The above examples illustrate the intricate kinetics of mRNA expression involved in nerve regeneration, which is regulated through multiple feedback loops. The distinct pattern of growth factor synthesis underlines the importance of a well-defined timing of growth factor delivery from NC for optimal recovery. Although the complexity of molecular events following peripheral nerve regeneration is not yet fully elucidated, the existing knowledge of the underlying mechanisms of the cascade triggering nerve regeneration after injury provides important clues for designing growth factor delivery regimens. Past studies have clearly neglected the issue of growth factor release kinetics, which may be attributed, in part, to the limited control over growth factor release achievable with most of today’s delivery systems; indeed, most common and readily achievable growth factor release profiles consist of a continuous release over several days or weeks with a more or less pronounced initial burst. Yet, achievement of better functional recovery after peripheral nerve trauma will most probably require the optimization of growth factor delivery kinetics.
Future perspectives
The increasing understanding of the underlying mechanisms of peripheral nerve regeneration will allow scientists to devise more appropriate NC with integrated growth factor delivery systems and/or cellular components. Single-molded NC may not give sufficient control over both the mechanical properties and the delivery of bioactive agents. More complex devices will be needed, such as multilayered NC where growth factors are entrapped in polymer layers with varying physicochemical properties or tissue-engineered NC containing viable Schwann cells.

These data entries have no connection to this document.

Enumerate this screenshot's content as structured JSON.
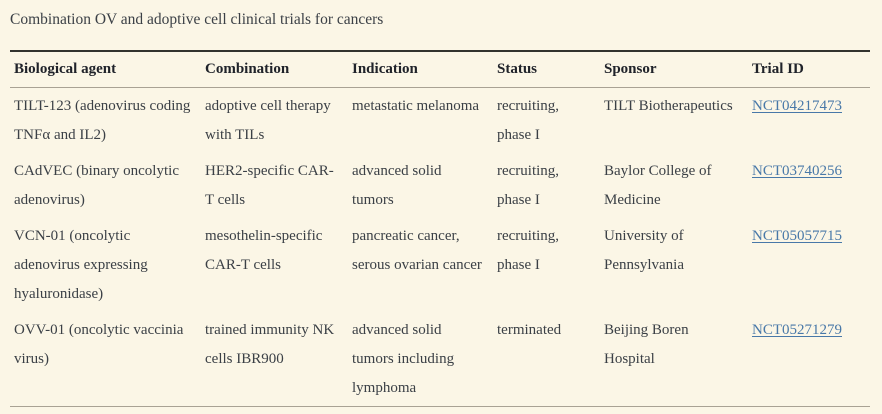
{
  "theme": {
    "background_color": "#fbf6e6",
    "body_text_color": "#3b4046",
    "header_text_color": "#20232a",
    "link_color": "#4878a8",
    "heavy_rule_color": "#33332e",
    "light_rule_color": "#a9a294"
  },
  "caption": "Combination OV and adoptive cell clinical trials for cancers",
  "table": {
    "columns": [
      "Biological agent",
      "Combination",
      "Indication",
      "Status",
      "Sponsor",
      "Trial ID"
    ],
    "rows": [
      {
        "biological_agent": "TILT-123 (adenovirus coding TNFα and IL2)",
        "combination": "adoptive cell therapy with TILs",
        "indication": "metastatic melanoma",
        "status": "recruiting, phase I",
        "sponsor": "TILT Biotherapeutics",
        "trial_id": "NCT04217473"
      },
      {
        "biological_agent": "CAdVEC (binary oncolytic adenovirus)",
        "combination": "HER2-specific CAR-T cells",
        "indication": "advanced solid tumors",
        "status": "recruiting, phase I",
        "sponsor": "Baylor College of Medicine",
        "trial_id": "NCT03740256"
      },
      {
        "biological_agent": "VCN-01 (oncolytic adenovirus expressing hyaluronidase)",
        "combination": "mesothelin-specific CAR-T cells",
        "indication": "pancreatic cancer, serous ovarian cancer",
        "status": "recruiting, phase I",
        "sponsor": "University of Pennsylvania",
        "trial_id": "NCT05057715"
      },
      {
        "biological_agent": "OVV-01 (oncolytic vaccinia virus)",
        "combination": "trained immunity NK cells IBR900",
        "indication": "advanced solid tumors including lymphoma",
        "status": "terminated",
        "sponsor": "Beijing Boren Hospital",
        "trial_id": "NCT05271279"
      }
    ]
  }
}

The combination of two or more growth factors will likely exert a synergistic effect on nerve regeneration, especially when the growth factors belong to different families and act via different mechanisms. Combinations of growth factors can be expected to enhance further nerve regeneration, particularly when each of them is delivered at individually tailored kinetics. The determination and control of suitable delivery kinetics for each of several growth factors will constitute a major hurdle both technically and biologically with the biological hurdle lying in the compliance with the naturally occurring cross talk between growth factors and cells. These difficulties together with regulatory issues (safety) and costs will probably strongly confine the number of concomitantly deliverable growth factors. A solution to this problem may be the use of Schwann cells because they can synthesize several growth factors, which is critical for very long gaps, as for instance in crossfacial grafting. The combination of Schwann cells with growth factors and their controlled delivery may further improve nerve regeneration. Such a system may be made from longitudinally aligned fibers that contain and deliver the growth factor(s) and act as support for Schwann cells. In addition, gradients of growth factors may be engineered along an NC to mimic the concept of neurotropism. Concentration gradients have already been implemented in gel matrices (Cao and Shoichet, 2003; Kapur and Shoichet, 2004); it will be very instructive to hear whether such a sophisticated system is advantageous in vivo to guide axons across long gaps.